Some members tried to escape, but found the doors were locked. In horror, they tried to surrender, offering the young men anything they could think of to stop the slaughter. But the young men with the curved swords ignored their pleas. They proceeded to systematically kill every member of the commune, including its founder. When they were finished, they left that place and never returned.
Lilia heard the news about the attack when she woke in the cold bed of her hotel room. The headline and a small description of the attack had been transmitted instantly around the Federation, and it was the first news item she saw.
​"No Survivors in Commune Slaying, Terror War in Kridalian Republic Intensifies" read the headline.
"Early on the morning of the second of February, a dozen young men from the Haral-Dek commune attacked their fellow members during the morning all-commune meeting, killing over one hundred and seventy five. The perpetrators fled the scene and the bodies were not discovered until later that day by a mail deliverer making a stop at the commune. The men are all between the ages of eighteen and thirty-six. They are presumed members of the Raathi Front, but the Front has yet to claim responsibility for the attack. Entire Republic shocked and horrified at the atrocity. Haral-Dek commune was known throughout the galaxy for being a model of pacifism, egalitarianism, and cooperation. The unprovoked nature of the attack has left some wondering if anyone is safe from the Raathi Front's expanding terror war."
Lilia had never been to the Kridalian Republic, and she had never met anyone from it. She wondered whether what looked to be a widening war would pull the agency in.
Presumably, someone was already there. Multiple someones. Besides, she had her own business to deal with.
​The director had taken the trouble to send her an expedited private message to a spaceliner in hyperspace to tell her that there would be another agent joining her in the province. But he hadn't told her the identity of the agent, and he had indicated this would remain a secret for the time being. Did he not trust her? How was it the case that there were agents in the Merian Intelligence Services whose purposes were so inscrutable and whose cover was so deep that Lilia Trasker, the most distinguished agent in the Clandestine Agency, wasn't allowed to know their identities? Were there other agents like this?
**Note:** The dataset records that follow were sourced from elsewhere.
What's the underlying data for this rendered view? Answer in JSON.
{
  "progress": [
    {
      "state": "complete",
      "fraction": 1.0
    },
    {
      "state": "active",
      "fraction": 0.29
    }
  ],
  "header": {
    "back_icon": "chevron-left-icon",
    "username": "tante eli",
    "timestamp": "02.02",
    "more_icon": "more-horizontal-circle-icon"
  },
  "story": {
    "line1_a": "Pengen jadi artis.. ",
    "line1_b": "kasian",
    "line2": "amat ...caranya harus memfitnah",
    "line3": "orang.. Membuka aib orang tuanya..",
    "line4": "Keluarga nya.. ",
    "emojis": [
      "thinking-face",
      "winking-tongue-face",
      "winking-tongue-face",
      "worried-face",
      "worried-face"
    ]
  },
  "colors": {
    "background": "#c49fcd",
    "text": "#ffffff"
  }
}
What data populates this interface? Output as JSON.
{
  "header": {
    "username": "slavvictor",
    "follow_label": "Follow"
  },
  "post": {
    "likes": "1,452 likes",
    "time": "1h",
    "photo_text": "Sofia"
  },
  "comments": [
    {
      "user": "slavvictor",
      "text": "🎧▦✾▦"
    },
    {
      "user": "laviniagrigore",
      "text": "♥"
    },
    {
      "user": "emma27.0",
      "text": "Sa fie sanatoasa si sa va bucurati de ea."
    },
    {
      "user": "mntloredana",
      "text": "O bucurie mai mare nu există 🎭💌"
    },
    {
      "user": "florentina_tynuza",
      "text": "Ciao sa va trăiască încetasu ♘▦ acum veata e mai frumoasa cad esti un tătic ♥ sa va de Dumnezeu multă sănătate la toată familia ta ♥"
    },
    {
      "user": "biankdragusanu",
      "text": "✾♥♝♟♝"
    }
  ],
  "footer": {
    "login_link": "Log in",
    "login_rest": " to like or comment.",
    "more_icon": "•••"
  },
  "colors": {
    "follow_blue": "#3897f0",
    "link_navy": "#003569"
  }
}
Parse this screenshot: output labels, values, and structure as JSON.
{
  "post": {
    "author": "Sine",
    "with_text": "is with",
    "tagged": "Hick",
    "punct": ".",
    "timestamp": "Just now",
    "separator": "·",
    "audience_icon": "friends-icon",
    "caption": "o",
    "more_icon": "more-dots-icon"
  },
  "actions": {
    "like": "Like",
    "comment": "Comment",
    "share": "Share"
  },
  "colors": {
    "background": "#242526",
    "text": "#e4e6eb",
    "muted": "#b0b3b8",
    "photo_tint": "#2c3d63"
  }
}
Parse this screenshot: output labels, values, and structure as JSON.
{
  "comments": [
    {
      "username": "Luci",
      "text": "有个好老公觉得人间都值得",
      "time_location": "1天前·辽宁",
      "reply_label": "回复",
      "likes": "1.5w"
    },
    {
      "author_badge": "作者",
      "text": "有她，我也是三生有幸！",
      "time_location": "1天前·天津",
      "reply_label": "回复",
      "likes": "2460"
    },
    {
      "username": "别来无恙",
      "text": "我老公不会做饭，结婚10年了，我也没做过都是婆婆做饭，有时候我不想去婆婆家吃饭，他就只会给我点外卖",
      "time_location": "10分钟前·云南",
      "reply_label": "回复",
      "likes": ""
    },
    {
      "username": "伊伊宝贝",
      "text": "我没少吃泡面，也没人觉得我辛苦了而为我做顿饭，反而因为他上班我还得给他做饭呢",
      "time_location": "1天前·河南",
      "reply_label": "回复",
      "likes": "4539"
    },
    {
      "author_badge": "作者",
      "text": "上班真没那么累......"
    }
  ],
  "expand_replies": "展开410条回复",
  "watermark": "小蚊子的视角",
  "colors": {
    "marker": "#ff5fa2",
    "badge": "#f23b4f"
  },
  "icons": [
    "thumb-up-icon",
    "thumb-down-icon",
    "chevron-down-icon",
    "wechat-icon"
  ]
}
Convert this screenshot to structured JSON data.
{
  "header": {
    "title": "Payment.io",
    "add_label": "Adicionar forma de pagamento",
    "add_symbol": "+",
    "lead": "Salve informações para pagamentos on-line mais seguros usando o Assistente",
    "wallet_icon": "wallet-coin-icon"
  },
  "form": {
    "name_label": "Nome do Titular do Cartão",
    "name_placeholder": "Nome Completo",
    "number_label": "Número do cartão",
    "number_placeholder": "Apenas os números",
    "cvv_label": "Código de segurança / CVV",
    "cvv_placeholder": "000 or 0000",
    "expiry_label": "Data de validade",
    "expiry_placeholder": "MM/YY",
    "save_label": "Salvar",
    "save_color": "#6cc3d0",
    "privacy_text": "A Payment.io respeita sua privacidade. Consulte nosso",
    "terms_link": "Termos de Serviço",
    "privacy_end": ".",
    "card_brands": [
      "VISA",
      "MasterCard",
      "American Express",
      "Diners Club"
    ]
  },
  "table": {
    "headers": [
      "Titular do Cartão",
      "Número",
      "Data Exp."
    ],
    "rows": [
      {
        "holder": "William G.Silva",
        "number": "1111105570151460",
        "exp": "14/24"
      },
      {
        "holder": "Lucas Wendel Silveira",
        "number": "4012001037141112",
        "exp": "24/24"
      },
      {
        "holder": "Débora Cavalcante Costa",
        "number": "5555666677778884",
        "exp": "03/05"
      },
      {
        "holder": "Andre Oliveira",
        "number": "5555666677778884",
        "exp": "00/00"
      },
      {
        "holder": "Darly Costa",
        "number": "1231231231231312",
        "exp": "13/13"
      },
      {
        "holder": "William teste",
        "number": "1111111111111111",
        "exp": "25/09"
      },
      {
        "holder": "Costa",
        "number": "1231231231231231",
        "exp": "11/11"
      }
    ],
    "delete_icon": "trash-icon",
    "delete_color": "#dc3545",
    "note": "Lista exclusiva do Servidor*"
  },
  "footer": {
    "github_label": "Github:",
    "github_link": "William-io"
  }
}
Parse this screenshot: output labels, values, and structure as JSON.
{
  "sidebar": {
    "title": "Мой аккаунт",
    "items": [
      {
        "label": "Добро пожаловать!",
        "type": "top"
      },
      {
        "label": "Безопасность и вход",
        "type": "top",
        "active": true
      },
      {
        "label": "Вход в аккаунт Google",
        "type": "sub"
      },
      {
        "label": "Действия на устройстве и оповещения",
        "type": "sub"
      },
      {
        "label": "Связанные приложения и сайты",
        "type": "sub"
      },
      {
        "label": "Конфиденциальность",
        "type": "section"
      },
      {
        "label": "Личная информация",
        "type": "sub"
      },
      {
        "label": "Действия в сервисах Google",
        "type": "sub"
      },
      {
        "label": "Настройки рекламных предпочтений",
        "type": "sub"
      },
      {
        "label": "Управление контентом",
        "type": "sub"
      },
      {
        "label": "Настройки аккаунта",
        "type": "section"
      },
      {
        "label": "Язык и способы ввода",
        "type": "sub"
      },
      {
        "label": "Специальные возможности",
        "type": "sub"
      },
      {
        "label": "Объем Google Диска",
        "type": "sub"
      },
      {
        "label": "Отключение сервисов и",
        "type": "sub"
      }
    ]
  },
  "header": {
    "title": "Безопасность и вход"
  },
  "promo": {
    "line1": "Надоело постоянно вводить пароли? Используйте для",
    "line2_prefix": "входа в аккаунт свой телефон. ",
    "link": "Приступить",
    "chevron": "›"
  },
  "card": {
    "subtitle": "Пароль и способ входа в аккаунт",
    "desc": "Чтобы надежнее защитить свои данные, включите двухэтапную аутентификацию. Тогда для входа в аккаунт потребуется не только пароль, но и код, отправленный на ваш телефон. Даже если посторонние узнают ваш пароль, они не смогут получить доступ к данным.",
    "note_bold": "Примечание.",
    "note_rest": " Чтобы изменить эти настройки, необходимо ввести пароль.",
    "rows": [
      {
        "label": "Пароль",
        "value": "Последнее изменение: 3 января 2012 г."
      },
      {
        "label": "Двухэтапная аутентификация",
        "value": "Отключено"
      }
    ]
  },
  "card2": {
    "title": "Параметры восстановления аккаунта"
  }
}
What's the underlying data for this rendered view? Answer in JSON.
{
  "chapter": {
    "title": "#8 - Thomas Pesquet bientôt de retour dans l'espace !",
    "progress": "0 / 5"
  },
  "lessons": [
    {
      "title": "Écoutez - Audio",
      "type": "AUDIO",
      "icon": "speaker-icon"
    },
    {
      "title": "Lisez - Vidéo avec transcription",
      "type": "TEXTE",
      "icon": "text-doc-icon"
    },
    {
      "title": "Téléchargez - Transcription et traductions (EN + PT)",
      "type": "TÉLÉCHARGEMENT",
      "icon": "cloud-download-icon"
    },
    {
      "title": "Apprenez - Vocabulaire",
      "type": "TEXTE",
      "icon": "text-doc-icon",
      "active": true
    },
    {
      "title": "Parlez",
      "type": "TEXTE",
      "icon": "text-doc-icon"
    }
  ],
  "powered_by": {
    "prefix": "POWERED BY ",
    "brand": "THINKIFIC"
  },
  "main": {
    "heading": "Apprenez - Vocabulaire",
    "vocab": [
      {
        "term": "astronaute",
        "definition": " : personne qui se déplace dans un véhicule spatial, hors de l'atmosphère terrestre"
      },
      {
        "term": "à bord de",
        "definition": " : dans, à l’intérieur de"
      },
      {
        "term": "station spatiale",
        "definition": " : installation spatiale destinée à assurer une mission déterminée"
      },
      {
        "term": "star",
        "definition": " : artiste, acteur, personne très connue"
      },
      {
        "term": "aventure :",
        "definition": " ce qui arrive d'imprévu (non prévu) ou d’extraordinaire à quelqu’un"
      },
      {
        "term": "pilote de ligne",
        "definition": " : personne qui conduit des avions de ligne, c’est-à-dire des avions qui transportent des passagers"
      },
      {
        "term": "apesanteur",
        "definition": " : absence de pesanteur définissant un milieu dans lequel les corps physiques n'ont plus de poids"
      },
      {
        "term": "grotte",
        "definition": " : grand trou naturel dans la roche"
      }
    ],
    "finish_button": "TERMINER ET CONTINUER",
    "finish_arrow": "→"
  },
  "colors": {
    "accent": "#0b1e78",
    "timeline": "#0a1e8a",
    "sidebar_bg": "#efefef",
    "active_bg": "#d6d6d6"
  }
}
Was there more compartmentalization within the agency than Lilia realized? Perhaps the director believed there was a mole. Or multiple moles. If so, why hadn't he told her? Presumably, that was something she should know. Unless he didn't trust her. Lilia wasn't sure whether she was angrier at the other agent for being self-important enough to keep his or her identity from her, or the director for not trusting her.
But she didn’t have much time to think about it. The message on her room’s receiver had been from Dr. Sideney. He had wanted to meet for coffee at seven the next morning. He was, apparently, staying in the same hotel. She had returned the message, agreeing to the meeting.
It was six, so she had just enough time to shower and dress before leaving to meet him.